Работа в автомойке тоже не способствовала улучшению настроения. Противно было так бездарно терять лучшее время жизни, отмывая чьи-то авто от омерзительно грязного семейского снега. В боксе было холодно, намерзшие под кузовами серо-черные сталактиты долго удалялись даже горячей водой, в общем, работа стало много тяжелей, а денег на круг выходило меньше, так как в день удавалось вымыть меньшее количество машин. Иногда мне хотелось плакать. Держа в покрытых цыпками руках щетку и шоркая ею очередной резиновый коврик, я думал о том, что мог бы сейчас сидеть в теплой квартире, передо мной стояла бы подруга-бутылка, какая-то закуска, и так бы все было славно. Но, увы, какой-то другой счастливец в этот момент наливал себе вторую, а то и третью рюмку, выпивал ее залпом, счастливо выдыхая, а я, позорно трезвый, мыл провонявшую потом "Приору" какого-то уродливого толстяка.

Все эти треволнения привели к тому, что я часто стал задумываться о жизни, о ее устройстве и смысле. Не зря говорят, что лишения и гонения рождают философов. Сидя дома тягучими выходными, ожидая, когда придет с работы Айгуль, я вспоминал беспечные былые деньки, когда я был свободен и тем счастлив. Всем людям суждено умереть, и трудно представить, что, понимая это, большинство все же тратит жизнь на такую ерунду, как карьера, увеличение своего благосостояния, погоня за модой, беспокойство из-за общественного мнения. Скурив косячок и выпив пару пива, я был счастлив абсолютно, гораздо счастливее какого-нибудь миллиардера, который постоянно переживает, что у соседа миллиардов поболе и жена помоделистей. Места в земле мы с этим богачом займем примерно одинаково, но саму жизнь я проживу гораздо беспечальнее. Кроме того, никто не знает, когда в очередной раз вонючим политиканам взбредет в голову идея всучить тебе автомат в руки и, напичкав патриотическими словесами, отправить убивать каких-нибудь финнов или японцев. Это может случиться хоть завтра. И, сидя в обосранном окопе, ты будешь глубоко сожалеть о каждом не скуренном косяке, каждой не выпитой рюмке, каждой не трахнутой бабе. Я никогда особенно не задумывался над такими глубокими вопросами, что само по себе было признаком правильно устроенной жизни, но в глубине души всегда недоумевал, почему все не стремятся жить подобно мне. С уверенностью можно утверждать, что я почти достиг просветления, когда в моей судьбе появилась Айгуля. И теперь я вкушал прелести жизни "как у всех", и, честно сказать, был сыт по горло.

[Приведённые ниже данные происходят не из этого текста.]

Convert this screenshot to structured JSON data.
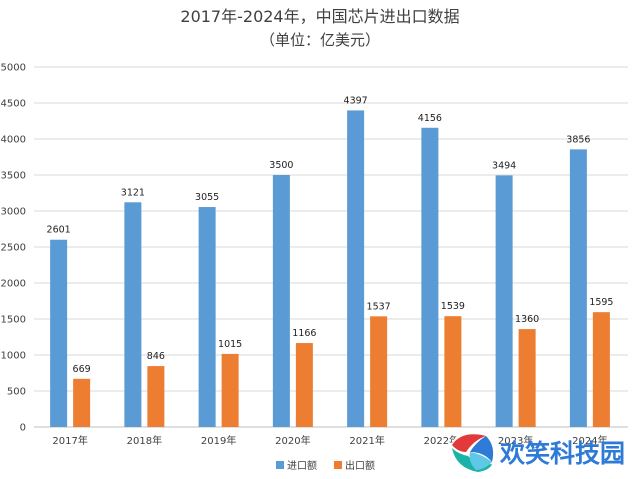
{
  "chart_data": {
    "type": "bar",
    "title": "2017年-2024年，中国芯片进出口数据",
    "subtitle": "（单位：亿美元）",
    "categories": [
      "2017年",
      "2018年",
      "2019年",
      "2020年",
      "2021年",
      "2022年",
      "2023年",
      "2024年"
    ],
    "series": [
      {
        "name": "进口额",
        "values": [
          2601,
          3121,
          3055,
          3500,
          4397,
          4156,
          3494,
          3856
        ],
        "color": "#5b9bd5"
      },
      {
        "name": "出口额",
        "values": [
          669,
          846,
          1015,
          1166,
          1537,
          1539,
          1360,
          1595
        ],
        "color": "#ed7d31"
      }
    ],
    "ylim": [
      0,
      5000
    ],
    "yticks": [
      0,
      500,
      1000,
      1500,
      2000,
      2500,
      3000,
      3500,
      4000,
      4500,
      5000
    ],
    "grid": true,
    "legend": "bottom"
  },
  "watermark": {
    "text": "欢笑科技园",
    "logo_icon": "sphere-logo-icon",
    "colors": {
      "blue": "#2d7bd6",
      "teal": "#1ab3a6",
      "red": "#e23a3a"
    }
  }
}
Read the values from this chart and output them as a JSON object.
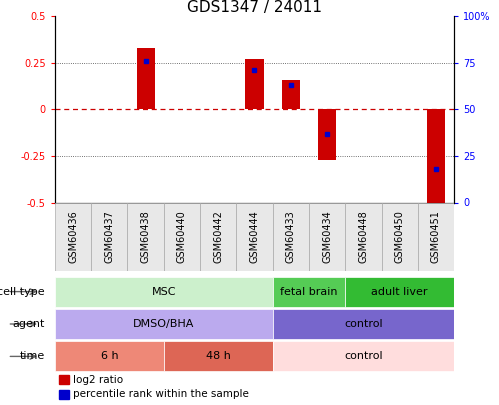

Время шло, подходила к концу зима, и мой долг Айгуле приблизился к полумиллиону. Меньше чем через полгода я вновь обрету свободу. Но уже теперь я задумывался над тем, что же будет дальше.

Айгуля мне нравилась. Она, действительно, красотка, и я даже согласен жить с ней и далее, лишь изредка захаживая налево, без чего нормальному мужчине, разумеется, не обойтись. Но вот самые основы нашего сосуществования, разумеется, придется пересмотреть. Конечно, нужно уметь находить компромиссы, совместная жизнь - дело ответственное. Я уже не смогу пить каждый день, как раньше. Придется два-три дня в неделю потерпеть, благо, есть анаша. Ну и, разумеется, надо будет поискать другую работу. Если сильно повезет и Аллах будет милостив, осенив благое начинание, можно будет рассорить Айгулю с братом и самому занять место совладельца этой их закусочной. Да, над этим стоит подумать.

Сама же Айгуля тоже то и дело принималась строить долговременные планы. Конечно, факт того, что она мечтает жить со мной сколь удастся долго, меня не удивлял. Удивляло и раздражало другое: в своих нелепых мечтаниях Айгуля представляла нашу совместную жизнь так, как она шла до сих пор, безо всяких изменений. Заговаривала о ремонте, об обновлении мебели и приобретении всяких плюшевых и кружевных финтифлюшек, о поездке в Египет и прочем мещанском, как будто пиво и травеха будут доставаться мне бесплатно и на все ею нафантазированное у нас останутся деньги. Пока, конечно, я не мог заявить своей девушке, что единственной тратой по хозяйству в нашем совместном будущем станет покупка губозакатывательной машинки для нее, но в свое время таки придется спустить ее с небес на землю. В общем, Айгуля вела себя так, будто я был быком, которому спилили рога, или котом, сведшим трагическое знакомство с ветеринаром, и потому ручным, одомашненным и послушным. Это злило. С чего она вообще взяла, что я не брошу ее после окончательного списания долга? Чисто женская необоснованная самоуверенность.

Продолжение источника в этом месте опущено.